To work with this, we found the following alternatives:

  1. Use Databricks notebook to read data from non-Delta Tables in Databricks. The data can be stored in a staging Blob Storage.
  2. To upload the data into the destination table, we will again need to use a Databricks notebook as we are not able to modify the cluster configuration.

Here is the solution we came up with:

In this architecture, the ADB 1 notebook is reading data from Databricks Table A.1 and storing it in the staging blob storage in the parquet format. Only specific users are allowed to access eastus data tables, so the notebook has to be run in their account. The linked service configuration of the Azure Databricks notebook requires us to manually specify: workspace URL, cluster ID and personal access token.
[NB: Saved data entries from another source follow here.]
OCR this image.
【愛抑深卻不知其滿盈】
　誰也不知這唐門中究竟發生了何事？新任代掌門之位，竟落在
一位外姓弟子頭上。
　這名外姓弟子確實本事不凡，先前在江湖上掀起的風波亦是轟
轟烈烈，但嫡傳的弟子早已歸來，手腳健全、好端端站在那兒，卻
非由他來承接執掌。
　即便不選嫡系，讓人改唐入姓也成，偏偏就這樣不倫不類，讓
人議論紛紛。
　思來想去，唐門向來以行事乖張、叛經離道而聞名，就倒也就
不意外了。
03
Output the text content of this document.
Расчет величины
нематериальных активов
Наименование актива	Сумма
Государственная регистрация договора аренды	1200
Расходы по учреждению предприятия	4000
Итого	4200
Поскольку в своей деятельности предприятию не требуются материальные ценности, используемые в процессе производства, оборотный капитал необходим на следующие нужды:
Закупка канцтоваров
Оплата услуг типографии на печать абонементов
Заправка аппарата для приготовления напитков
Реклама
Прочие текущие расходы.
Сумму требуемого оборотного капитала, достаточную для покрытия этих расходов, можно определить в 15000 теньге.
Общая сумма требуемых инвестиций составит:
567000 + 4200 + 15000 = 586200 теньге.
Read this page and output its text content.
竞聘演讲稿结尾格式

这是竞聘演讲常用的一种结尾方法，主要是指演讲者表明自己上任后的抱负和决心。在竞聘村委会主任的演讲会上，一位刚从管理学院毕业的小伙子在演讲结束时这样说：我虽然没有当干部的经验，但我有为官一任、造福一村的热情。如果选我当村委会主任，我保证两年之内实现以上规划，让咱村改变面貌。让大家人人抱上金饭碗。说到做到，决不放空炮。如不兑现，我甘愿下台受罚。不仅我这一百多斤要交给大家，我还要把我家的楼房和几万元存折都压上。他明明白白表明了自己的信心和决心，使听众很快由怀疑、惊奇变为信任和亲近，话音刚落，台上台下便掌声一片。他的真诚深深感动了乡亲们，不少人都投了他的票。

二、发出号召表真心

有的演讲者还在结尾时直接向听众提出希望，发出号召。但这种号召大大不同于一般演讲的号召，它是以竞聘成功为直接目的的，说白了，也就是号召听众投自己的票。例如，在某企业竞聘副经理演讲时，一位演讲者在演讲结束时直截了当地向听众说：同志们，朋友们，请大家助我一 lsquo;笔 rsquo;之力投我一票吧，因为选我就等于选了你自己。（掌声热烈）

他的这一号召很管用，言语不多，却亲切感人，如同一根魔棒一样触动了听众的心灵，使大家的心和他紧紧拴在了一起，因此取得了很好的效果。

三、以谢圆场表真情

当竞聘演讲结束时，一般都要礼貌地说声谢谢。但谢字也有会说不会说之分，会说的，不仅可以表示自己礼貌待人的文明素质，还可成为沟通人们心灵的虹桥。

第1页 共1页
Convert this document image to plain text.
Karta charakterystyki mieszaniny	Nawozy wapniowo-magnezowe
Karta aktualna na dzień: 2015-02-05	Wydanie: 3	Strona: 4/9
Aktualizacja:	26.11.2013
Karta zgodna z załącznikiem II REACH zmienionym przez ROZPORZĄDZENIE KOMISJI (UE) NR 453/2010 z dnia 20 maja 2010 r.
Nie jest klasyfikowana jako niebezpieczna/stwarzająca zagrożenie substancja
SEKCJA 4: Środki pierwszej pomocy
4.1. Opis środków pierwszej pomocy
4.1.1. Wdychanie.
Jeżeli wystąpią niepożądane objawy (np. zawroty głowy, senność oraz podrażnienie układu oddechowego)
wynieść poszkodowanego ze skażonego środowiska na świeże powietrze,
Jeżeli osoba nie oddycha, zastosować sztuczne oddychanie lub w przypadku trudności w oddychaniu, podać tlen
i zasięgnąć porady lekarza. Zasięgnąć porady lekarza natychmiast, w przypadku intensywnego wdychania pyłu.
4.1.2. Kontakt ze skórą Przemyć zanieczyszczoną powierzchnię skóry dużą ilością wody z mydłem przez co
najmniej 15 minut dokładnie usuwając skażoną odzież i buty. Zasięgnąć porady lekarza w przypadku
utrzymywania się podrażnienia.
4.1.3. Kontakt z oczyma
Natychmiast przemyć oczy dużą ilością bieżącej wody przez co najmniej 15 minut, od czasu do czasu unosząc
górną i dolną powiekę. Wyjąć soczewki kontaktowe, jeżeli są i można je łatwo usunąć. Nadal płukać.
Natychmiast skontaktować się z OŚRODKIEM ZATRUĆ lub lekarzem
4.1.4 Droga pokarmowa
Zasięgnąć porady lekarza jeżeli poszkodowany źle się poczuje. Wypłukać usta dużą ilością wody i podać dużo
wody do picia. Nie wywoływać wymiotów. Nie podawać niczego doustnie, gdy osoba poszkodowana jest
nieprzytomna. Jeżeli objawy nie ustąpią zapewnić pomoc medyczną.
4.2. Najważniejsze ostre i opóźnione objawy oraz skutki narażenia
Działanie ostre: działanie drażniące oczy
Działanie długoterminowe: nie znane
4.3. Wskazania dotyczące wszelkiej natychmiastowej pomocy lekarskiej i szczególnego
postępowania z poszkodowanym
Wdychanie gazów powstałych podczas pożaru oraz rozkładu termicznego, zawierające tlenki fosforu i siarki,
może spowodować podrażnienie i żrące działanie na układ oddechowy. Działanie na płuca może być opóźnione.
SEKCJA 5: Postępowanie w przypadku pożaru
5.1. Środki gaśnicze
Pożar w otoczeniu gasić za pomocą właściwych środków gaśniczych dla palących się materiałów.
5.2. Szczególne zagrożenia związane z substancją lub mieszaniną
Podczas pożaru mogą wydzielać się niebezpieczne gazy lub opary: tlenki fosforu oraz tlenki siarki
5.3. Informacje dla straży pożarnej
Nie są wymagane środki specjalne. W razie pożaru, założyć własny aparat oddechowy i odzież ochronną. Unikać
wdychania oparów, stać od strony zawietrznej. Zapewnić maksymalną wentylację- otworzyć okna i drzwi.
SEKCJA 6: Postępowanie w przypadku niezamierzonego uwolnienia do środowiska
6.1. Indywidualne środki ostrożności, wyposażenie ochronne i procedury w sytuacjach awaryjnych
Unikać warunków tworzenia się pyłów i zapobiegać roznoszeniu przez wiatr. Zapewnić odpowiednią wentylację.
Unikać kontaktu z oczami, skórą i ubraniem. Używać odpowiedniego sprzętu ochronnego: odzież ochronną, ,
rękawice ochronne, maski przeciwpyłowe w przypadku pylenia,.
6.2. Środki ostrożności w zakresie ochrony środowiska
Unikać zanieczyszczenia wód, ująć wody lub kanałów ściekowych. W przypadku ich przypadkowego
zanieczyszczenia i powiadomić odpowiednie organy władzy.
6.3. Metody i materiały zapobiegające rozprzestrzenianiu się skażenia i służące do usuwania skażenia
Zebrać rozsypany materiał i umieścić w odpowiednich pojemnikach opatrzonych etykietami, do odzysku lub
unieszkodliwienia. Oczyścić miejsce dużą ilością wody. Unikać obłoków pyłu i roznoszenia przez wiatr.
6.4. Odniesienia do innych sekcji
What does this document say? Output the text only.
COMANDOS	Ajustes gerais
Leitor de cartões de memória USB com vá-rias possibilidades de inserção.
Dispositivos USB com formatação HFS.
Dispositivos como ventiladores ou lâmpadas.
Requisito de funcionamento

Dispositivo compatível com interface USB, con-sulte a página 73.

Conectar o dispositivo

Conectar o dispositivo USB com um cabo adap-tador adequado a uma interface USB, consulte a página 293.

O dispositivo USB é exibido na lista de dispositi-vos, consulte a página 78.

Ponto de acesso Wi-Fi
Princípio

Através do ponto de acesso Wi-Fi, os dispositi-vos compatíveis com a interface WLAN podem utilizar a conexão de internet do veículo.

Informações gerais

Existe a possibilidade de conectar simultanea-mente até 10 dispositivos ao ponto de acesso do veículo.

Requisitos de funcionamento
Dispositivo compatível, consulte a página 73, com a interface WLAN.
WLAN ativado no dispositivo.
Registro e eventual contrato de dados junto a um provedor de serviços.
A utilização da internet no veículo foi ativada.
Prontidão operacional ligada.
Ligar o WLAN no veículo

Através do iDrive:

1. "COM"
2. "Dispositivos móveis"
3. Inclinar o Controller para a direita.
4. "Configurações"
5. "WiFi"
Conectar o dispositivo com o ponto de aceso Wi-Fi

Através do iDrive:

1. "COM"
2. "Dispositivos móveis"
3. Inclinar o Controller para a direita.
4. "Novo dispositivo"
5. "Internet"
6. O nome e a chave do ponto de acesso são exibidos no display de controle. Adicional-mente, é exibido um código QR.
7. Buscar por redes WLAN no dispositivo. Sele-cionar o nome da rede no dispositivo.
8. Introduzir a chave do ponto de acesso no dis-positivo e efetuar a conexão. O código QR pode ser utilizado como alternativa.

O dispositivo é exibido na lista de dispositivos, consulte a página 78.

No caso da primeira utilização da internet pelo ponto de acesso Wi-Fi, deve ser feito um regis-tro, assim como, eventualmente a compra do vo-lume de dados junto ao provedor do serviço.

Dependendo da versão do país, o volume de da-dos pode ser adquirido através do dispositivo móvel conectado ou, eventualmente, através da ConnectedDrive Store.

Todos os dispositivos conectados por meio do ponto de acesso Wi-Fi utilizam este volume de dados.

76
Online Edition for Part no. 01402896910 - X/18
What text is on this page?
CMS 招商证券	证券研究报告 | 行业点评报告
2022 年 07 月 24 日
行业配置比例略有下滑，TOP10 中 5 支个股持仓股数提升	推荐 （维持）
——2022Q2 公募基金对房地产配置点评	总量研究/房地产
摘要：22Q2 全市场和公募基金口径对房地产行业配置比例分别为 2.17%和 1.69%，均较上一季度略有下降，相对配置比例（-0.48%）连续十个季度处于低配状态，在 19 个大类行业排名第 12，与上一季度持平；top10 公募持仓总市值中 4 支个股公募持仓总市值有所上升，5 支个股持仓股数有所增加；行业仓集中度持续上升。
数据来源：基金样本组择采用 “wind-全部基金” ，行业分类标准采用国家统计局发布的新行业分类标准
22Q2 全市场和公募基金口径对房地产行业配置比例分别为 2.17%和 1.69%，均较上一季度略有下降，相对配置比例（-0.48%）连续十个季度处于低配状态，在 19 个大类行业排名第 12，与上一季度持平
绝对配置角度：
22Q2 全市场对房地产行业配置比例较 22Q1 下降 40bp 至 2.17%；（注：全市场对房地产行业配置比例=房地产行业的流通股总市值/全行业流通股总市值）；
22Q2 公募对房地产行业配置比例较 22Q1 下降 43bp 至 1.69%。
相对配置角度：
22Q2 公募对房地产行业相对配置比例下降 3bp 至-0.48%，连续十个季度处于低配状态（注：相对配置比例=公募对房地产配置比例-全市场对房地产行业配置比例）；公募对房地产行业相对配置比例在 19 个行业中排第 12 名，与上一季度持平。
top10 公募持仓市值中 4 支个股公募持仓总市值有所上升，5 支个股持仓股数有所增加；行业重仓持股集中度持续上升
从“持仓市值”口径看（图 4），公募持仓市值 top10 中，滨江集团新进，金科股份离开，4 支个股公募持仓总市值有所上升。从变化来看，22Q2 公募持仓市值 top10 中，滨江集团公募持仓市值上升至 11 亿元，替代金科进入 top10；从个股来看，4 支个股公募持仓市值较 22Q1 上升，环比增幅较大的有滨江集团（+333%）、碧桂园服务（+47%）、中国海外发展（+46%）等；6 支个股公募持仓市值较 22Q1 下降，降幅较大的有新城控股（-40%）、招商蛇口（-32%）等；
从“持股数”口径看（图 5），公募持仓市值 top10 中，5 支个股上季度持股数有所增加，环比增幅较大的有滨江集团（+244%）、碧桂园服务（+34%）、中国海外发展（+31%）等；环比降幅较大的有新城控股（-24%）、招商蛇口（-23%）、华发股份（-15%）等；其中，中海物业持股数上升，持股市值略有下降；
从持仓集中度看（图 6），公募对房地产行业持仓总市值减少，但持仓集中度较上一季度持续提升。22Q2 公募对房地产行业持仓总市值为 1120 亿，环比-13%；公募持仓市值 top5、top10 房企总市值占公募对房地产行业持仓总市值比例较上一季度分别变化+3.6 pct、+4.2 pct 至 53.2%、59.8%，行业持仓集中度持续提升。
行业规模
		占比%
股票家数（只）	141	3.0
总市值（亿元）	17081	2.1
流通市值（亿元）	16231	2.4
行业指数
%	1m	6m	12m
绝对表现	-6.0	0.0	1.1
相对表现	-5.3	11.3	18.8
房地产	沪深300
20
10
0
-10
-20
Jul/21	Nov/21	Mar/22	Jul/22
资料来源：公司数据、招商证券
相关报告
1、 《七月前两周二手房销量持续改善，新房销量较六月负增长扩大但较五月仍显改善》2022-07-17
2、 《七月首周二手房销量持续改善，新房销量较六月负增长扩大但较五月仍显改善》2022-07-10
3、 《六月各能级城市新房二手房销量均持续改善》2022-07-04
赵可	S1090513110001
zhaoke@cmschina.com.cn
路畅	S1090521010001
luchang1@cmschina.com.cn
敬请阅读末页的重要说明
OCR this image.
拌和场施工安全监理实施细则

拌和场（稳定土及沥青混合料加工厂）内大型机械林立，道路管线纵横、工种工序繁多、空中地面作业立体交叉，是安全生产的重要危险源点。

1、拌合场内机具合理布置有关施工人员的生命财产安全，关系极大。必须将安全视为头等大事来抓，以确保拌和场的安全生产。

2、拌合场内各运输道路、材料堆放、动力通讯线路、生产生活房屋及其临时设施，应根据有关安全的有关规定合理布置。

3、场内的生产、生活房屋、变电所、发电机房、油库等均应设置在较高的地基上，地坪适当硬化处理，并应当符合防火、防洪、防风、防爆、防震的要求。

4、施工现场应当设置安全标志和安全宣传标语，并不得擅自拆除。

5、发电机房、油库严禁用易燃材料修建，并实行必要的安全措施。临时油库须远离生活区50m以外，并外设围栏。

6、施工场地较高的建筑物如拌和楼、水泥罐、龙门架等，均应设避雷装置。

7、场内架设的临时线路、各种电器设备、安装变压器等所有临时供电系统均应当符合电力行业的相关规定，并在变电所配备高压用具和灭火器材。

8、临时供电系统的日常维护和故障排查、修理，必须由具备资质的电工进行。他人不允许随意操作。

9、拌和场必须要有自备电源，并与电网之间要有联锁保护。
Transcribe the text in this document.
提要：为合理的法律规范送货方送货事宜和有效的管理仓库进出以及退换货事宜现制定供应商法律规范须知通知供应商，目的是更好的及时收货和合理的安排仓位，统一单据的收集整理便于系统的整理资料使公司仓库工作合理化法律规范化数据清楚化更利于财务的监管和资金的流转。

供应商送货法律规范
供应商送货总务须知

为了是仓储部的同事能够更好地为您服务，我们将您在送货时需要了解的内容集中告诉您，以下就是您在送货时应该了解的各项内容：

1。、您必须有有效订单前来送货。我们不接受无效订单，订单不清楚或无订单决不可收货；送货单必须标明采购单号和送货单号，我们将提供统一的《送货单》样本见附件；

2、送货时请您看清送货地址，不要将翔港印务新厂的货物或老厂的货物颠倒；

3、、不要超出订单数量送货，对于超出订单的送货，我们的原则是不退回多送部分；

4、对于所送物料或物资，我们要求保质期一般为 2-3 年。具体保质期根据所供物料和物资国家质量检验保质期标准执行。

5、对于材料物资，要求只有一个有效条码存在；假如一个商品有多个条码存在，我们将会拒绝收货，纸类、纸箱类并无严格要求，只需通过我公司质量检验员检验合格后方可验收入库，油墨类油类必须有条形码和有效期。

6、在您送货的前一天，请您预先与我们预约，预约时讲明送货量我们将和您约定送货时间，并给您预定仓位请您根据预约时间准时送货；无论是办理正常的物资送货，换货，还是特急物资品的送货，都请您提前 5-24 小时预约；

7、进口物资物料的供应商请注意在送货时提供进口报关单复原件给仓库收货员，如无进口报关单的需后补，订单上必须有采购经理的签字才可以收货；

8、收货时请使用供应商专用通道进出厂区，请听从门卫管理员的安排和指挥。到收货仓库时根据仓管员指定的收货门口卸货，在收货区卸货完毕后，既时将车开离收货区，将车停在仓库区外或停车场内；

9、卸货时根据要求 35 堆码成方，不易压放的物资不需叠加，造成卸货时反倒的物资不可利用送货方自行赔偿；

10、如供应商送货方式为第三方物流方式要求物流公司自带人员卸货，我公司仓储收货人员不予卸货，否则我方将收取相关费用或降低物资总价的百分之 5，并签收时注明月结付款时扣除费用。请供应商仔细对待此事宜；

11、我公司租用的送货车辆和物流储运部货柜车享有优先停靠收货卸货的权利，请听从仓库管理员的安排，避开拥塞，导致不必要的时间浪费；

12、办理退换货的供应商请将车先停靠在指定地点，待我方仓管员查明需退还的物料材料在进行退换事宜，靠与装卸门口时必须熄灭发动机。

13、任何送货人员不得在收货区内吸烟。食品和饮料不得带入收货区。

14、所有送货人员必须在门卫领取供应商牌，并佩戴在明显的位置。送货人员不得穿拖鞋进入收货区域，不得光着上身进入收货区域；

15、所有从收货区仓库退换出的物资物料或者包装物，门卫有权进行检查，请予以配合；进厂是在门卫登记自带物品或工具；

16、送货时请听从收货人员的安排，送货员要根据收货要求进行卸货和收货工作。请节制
All the data transfer is in the same region so no bandwidth charges accrue.

Next the Databricks ADB 2 notebook is accesses the parquet file in the blob storage and loads the data in the Databricks Delta Table A.2.

The above sequence is managed by the Azure Data Factory and we are using Run ID as filenames (declared as parameters) on the storage account. This pipeline is configured to be run daily.

The daily run of the pipeline would lead to a lot of data in the Azure Storage blob as we don’t have any step that cleans up the staging files. We have used the Azure Storage Blob lifecycle management to delete all files not modified for 15 days to be deleted automatically.